''Si tratta di norme per l'integrazione sociale degli stranieri''. Così la Corte costituzionale valida l'impostazione della legge sull'immigrazione dell'Emilia-Romagna, respingendo il ricorso di illegittimità del Governo.
La Consulta ha convalidato l'impostazione della legge sull'immigrazione della Regione Emilia-Romagna, respingendo il ricorso di illegittimità costituzionale presentato dal Governo. Si tratta della legge regionale n. 5/2004, “Norme per l’integrazione sociale dei cittadini stranieri immigrati”, impugnata l’anno scoro dal Consiglio dei Ministri, appena un mese dopo la sua approvazione. Il Governo aveva contesto, in primo luogo, che le disposizioni concernenti l’immigrazione, il diritto di asilo e la condizione giuridica di cittadini di Stati non appartenenti all’Unione europea sono di esclusiva competenza dello Stato e non tollerano “intrusioni legislative regionali”. In secondo luogo, aveva sollevato questione di legittimità costituzionale soprattutto su tre punti: l’istituzione della Consulta regionale per l’integrazione sociale dei cittadini stranieri (considerata lesiva delle competenze nazionali), il monitoraggio dei due centri di permanenza temporanea di Bologna e Modena e i criteri di assegnazione delle case popolari. Con sentenza n. 300 del 2005 (arrivata di nascosto quest’estate), invece, la Corte Costituzionale ha dato ragione all’Emilia-Romagna.

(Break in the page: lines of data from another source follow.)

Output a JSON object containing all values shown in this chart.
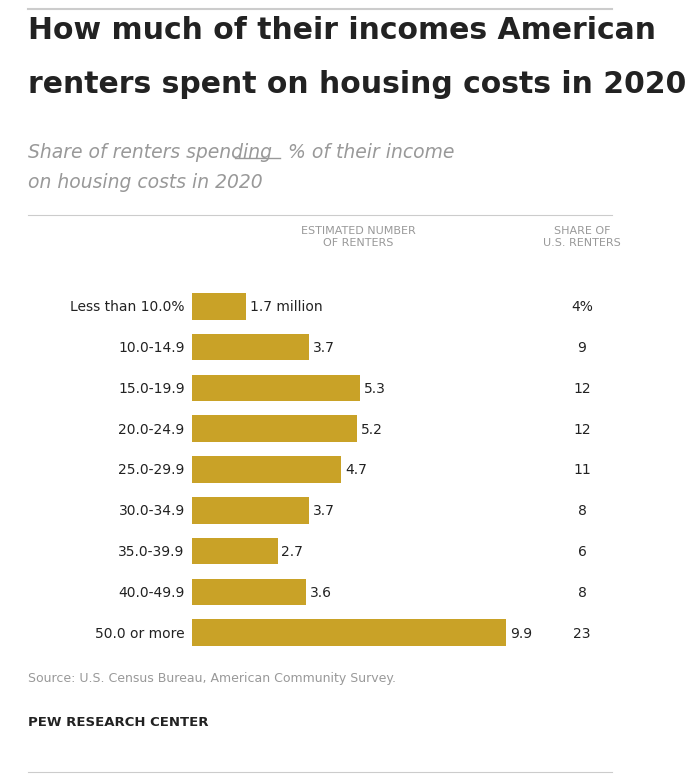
{
  "title_line1": "How much of their incomes American",
  "title_line2": "renters spent on housing costs in 2020",
  "subtitle_part1": "Share of renters spending ",
  "subtitle_part2": " % of their income",
  "subtitle_line2": "on housing costs in 2020",
  "col_header1": "ESTIMATED NUMBER\nOF RENTERS",
  "col_header2": "SHARE OF\nU.S. RENTERS",
  "categories": [
    "Less than 10.0%",
    "10.0-14.9",
    "15.0-19.9",
    "20.0-24.9",
    "25.0-29.9",
    "30.0-34.9",
    "35.0-39.9",
    "40.0-49.9",
    "50.0 or more"
  ],
  "values": [
    1.7,
    3.7,
    5.3,
    5.2,
    4.7,
    3.7,
    2.7,
    3.6,
    9.9
  ],
  "value_labels": [
    "1.7 million",
    "3.7",
    "5.3",
    "5.2",
    "4.7",
    "3.7",
    "2.7",
    "3.6",
    "9.9"
  ],
  "share_labels": [
    "4%",
    "9",
    "12",
    "12",
    "11",
    "8",
    "6",
    "8",
    "23"
  ],
  "bar_color": "#C9A227",
  "background_color": "#FFFFFF",
  "text_dark": "#222222",
  "text_gray": "#999999",
  "text_mid": "#555555",
  "source_text": "Source: U.S. Census Bureau, American Community Survey.",
  "footer_text": "PEW RESEARCH CENTER",
  "bar_max": 10.5
}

“Questa legge regionale è stata la prima, in materia di immigrazione, dopo la riforma del Titolo V della Costituzione e dopo la legge Bossi-Fini – spiega l’assessore regionale alle Politiche sociali Anna Maria Dapporto -. Con essa, la Regione ha voluto semplicemente valorizzare le competenze proprie e degli enti locali in materia di integrazione sociale: non certo ‘sconfinare’ rispetto alle competenze regionali in materia di flussi di ingresso, di rimpatri e di espulsioni. Si tratta quindi di una sentenza importante – continua l’assessore Dapporto -, che non solo incoraggia l’Emilia-Romagna nella piena applicazione della legge regionale, ma che può servire da punto di riferimento anche alle altre Regioni italiane (finora solo il Friuli Venezia Giulia è intervenuto in tema di immigrazione) che vorranno legiferare su questa materia. Se però il Governo non concede la seconda tranche del Fondo nazionale per le Politiche sociali – conclude l’assessore -, allora anche le risorse per l’integrazione sociale dei cittadini stranieri, così come quelle destinate agli anziani, all’infanzia e ai disabili, saranno compromesse e il Governo dovrà assumersi le sue responsabilità”.
Ma quella del luglio di quest’anno non è la prima decisione della Corte costituzionale a favore dell’Emilia-Romagna. Infatti, con la sentenza n. 379 del 2004, la Consulta aveva già dichiarato infondata la censura del Governo avverso la norma statutaria regionale riguardante il diritto di partecipazione alla vita pubblica (compreso il voto nei referendum e nelle altre forme di consultazione popolare) a tutti coloro che risiedono in un Comune del territorio emiliano-romagnolo, compresi gli stranieri regolarmente soggiornanti. La Corte aveva osservato che i “diritti di partecipazione” sono certamente materia di competenza regionale e che le Regioni, mentre non possono estendere il diritto di voto nelle elezioni statali, regionali o locali, ben possono coinvolgere in altre forme di partecipazione e consultazione tutti i soggetti che prendono parte alla vita associata.